Although Mother Nature is slowly creeping back into the landscape, the scenic drive into Queenstown down a spiraling road with over 90 bends is still nothing short of spectacular and a testament to the brutal reality of Tasmania's mining past.

While mining activity may have slowed down in recent years, there's still lots of character in the town with a population of proud and friendly locals and a growing creative community of artists and makers.

There's plenty for the curious visitor to do, from an underground mine tour and local history museum to walks in the nearby wilderness, where you can discover scenic lookouts, waterfalls and relics of the old mining days - or simply stroll the unique streetscapes of the city centre.

Queenstown is also home to the historic West Coast Wilderness Railway, a unique heritage and wilderness experience that runs full and half-day steam train journeys along a historic 35km track between Queenstown and Strahan.

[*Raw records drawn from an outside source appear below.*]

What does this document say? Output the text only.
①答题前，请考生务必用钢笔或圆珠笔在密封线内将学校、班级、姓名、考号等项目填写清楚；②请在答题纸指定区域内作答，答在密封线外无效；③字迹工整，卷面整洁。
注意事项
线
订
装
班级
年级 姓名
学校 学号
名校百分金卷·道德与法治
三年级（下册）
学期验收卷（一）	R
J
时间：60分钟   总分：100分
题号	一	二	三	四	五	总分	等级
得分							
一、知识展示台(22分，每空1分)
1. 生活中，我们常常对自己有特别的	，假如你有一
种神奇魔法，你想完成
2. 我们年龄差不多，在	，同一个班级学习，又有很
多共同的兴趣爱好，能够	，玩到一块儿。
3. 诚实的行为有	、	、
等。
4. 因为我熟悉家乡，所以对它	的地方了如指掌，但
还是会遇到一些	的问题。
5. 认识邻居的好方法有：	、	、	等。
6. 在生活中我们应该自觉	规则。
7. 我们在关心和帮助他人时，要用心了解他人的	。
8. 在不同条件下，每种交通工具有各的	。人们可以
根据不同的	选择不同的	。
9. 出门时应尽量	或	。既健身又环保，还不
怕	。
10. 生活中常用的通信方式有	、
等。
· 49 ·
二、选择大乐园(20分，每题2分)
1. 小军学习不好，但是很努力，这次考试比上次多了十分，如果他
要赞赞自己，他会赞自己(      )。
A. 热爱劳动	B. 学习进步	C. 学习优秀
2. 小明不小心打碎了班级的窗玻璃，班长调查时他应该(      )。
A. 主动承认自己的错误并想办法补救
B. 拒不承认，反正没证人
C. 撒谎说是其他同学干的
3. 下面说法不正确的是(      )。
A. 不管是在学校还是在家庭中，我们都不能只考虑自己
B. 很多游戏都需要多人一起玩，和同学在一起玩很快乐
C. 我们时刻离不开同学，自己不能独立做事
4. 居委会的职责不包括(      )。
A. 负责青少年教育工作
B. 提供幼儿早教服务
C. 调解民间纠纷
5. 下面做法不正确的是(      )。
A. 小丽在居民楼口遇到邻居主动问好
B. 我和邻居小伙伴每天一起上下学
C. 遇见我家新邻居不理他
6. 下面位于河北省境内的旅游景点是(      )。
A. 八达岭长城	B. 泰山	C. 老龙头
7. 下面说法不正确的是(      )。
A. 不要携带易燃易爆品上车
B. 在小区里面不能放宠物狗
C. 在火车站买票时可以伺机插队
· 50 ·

Queenstown is a 2-hr drive (162 km) from Burnie and 3.5-hour  drive (260 km) from Hobart.

Local tips

  • At the top of Gormie Hill, check out the impressive Ironblow Lookout
  • In town, visit the grand main hotel with its beautifully crafted blackwood staircase or take a heritage walking tour through the town's past and browse the local shops and galleries
  • Take a tour of Lake Margaret or visit historic mines of the past, some within the Tasmanian World Heritage Wilderness Area.